2. In general, it is recommended that a minimum of 5 rodents or 3 non-rodents per sex/group/time point be evaluated. Justification for the number of animals, including number/sex should be provided.
3. For each delivery device system used, it is important to provide data that verify the volume and dose level of the administered GT product in animals. This information can affect interpretation of the resulting BD profile. If a novel delivery device system is planned for use in clinical trials, consider collecting BD data in conjunction with the pharmacology and/or toxicology studies conducted with the device system or its equiv- alent.
GLOSSARY
BD:
Biodistribution.
Expression products:
Molecules such as RNA and protein, produced in the cells guided by the transferred genetic materials.

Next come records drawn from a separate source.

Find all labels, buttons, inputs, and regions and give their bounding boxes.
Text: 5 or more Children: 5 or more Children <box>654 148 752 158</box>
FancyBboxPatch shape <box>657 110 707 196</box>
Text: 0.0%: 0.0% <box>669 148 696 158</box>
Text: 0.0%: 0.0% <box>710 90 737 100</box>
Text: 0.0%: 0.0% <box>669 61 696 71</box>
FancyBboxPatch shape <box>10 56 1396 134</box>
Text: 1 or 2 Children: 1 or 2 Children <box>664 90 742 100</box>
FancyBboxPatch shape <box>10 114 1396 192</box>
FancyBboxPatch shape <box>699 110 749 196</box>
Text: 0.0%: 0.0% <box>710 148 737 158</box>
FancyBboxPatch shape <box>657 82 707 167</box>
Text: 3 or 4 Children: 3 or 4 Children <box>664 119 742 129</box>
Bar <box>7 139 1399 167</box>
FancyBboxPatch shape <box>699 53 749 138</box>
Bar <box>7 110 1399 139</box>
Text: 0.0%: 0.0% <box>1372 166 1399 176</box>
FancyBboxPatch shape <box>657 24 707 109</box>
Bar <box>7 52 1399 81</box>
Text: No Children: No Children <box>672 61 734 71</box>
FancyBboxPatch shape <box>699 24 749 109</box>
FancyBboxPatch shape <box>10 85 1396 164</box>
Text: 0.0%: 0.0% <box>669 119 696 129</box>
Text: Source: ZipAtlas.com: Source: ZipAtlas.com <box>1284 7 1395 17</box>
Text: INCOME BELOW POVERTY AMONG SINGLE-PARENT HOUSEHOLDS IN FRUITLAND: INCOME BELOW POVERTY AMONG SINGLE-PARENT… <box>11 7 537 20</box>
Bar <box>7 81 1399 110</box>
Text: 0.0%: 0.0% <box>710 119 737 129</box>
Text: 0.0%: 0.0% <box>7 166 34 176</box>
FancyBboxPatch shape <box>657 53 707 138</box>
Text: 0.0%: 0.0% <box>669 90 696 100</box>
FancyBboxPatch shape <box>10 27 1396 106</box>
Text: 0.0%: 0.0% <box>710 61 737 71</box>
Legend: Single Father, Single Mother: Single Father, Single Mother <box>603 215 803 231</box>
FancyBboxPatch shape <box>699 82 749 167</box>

Gene therapy (GT) products:
Therapeutic products that mediate their effect by the expression (transcription/translation) of transferred genetic materials, or by specifically altering the target genome of human
cells. This definition is for the purpose of this guideline.
Gene transfer:
Delivery of therapeutic genetic material into the cells using vectors (e.g., transduction for viral vectors and transfection for plasmids).
Persistence:
The continued presence of transferred or modified genetic sequences in the host after acute exposure to a GT product, due either to integration of the genetic sequence into the host genome, deletion, insertion, or otherwise modified following genome editing, to latent infection with the viral vector bearing the transgene, or to the transferred genetic material in episomal form.
ROA:
Route of administration.
Tissue tropism:
For GT products, the propensity of a given vector to transduce or transfect a distinct group of tissues (or cells).
Transgene:
Transcriptionally or translationally active genetic material transferred by a vector intended
to confer biological activity following expression in cells Vectors:
Gene therapy delivery vehicles or carriers, containing transcriptionally/translationally active therapeutic genetic material or genetic material to alter the host genome that is manufactured to transfer the genetic material into the cells. They include both genetically modified viruses, such as adenovirus oradeno-associated virus, and non-viral vectors, such as plasmids and gene modified microorganisms, and can include targeted nanoparticles which have the capability to transfer genetic materials or gene editing components to the cells.
REFERENCES
1. ICH Considerations: General Principles to Address Virus and Vector Shedding, Jun 2009.
2. ICH Considerations: General Principles to Address the Risk of Inadvertent Germline Integration of Gene Therapy Vectors, Oct 2006.
3. ICH Guideline S11: Nonclinical Safety Testing in Support of Development of Paediatric Pharmaceuticals, Apr 2020.